Since earlier this month, around six highway operators have started conducting trial runs for the open payment system. Joining the list now are two highways operated by IJM’s toll division – Sungai Besi Expressway (BESRAYA) and New Pantai Expressway (NPE), which started running pilot tests for the system over the weekend (August 26, 2023), along with DUKE (Duta-Ulu Kelang highway) which has started accepting debit and credit card payment options this morning.
Footages of highway users trying out the system at one of the highway operators’ toll booths were posted on their official Instagram page (BESRAYA & NPE). Just in case you didn’t know, the open payment system essentially gives highway users additional options in making toll payments using credit and debit cards. These options are added on top of the usual Touch ‘n Go, SmartTag, and radio frequency identification (MyRFID) methods.

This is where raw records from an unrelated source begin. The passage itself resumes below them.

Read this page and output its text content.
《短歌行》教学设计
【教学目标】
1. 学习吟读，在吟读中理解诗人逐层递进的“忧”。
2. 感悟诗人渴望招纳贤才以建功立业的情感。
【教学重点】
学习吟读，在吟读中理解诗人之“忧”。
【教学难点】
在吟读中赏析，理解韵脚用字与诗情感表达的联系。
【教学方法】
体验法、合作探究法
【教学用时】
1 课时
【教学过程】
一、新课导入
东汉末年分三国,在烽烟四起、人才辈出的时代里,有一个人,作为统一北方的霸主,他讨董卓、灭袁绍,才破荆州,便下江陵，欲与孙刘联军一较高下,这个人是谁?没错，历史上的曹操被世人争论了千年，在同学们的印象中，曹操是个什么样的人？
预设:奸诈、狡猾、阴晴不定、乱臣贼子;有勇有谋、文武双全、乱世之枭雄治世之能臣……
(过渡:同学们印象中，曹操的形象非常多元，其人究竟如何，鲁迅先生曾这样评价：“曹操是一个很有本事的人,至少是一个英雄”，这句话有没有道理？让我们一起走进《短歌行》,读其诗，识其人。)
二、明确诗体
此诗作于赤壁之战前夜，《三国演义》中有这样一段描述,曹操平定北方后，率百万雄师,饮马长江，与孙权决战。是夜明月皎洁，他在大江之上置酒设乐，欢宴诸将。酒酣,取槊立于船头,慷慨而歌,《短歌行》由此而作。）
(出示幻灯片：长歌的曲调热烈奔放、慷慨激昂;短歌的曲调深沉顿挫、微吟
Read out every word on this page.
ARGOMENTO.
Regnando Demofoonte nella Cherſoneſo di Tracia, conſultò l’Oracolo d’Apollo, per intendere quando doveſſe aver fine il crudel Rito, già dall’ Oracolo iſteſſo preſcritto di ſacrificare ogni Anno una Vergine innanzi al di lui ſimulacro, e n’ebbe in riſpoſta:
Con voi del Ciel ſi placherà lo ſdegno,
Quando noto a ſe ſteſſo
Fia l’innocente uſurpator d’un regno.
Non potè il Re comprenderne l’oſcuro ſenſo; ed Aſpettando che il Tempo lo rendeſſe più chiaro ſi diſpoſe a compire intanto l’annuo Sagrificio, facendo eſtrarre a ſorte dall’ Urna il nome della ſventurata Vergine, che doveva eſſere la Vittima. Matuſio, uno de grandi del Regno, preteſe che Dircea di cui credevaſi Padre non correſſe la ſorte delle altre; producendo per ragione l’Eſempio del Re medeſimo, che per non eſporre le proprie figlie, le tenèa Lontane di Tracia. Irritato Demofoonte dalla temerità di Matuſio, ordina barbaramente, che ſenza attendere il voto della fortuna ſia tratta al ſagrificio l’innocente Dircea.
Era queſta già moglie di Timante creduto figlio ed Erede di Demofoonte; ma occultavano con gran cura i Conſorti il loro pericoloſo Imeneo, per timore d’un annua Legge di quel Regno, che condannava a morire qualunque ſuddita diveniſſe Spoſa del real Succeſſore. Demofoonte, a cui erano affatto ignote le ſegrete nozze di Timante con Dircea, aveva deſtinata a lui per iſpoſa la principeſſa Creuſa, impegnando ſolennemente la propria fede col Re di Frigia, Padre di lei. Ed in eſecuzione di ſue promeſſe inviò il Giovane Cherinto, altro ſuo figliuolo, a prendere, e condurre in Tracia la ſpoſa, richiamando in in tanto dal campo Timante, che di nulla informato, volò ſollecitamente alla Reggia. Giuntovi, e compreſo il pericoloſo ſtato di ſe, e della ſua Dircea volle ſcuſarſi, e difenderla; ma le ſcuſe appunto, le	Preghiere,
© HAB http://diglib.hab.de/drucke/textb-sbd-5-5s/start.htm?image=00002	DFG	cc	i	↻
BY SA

The Ministry of Works (KKR) has chosen the following highways to implement the open payment system, which includes:
- Butterworth-Kulim Expressway (BKE)
- Damansara-Puchong Expressway (LDP)
- Duta-Ulu, Kelang Expressway (DUKE)
- Guthrie Corridor Expressway (GCE)
- Maju Expressway (MEX)
- New Pantai Expressway (NPE)
- Shah Alam Expressway (KESAS)
- Sungai Besi Expressway (BESRAYA)
- Western Kuala Lumpur Traffic Dispersion Scheme Expressway (SPRINT)
- Penang Bridge
- SMART tunnel
Aside from BESRAYA, NPE, and DUKE highways that have implemented the opening payment system so far consist of the Putrajaya toll plaza on MEX, LDP, SPRINT, SMART tunnel, and KESAS. MEX will also be providing the open toll payment methods at 25 Touch ‘n Go lanes throughout the three toll plazas it manages starting next month. This includes the Salak Selatan toll plaza, Putrajaya toll plaza, and Seri Kembangan toll plaza.
Looking forward, the open payment system will act as an important stepping stone in Malaysia’s transition to the non-stop toll collection system known as the multi-lane free flow (MLFF) system. Aimed to be implemented by 2025, the MLFF will utilise a gantry system without dedicated booths or lanes.
RFID payment and automated number plate recognition (ANPR) systems will also be utilised to help collect toll fares. Ultimately, the system is supposed to help reduce traffic congestion as vehicles would no longer need to queue or stop to pay for tolls.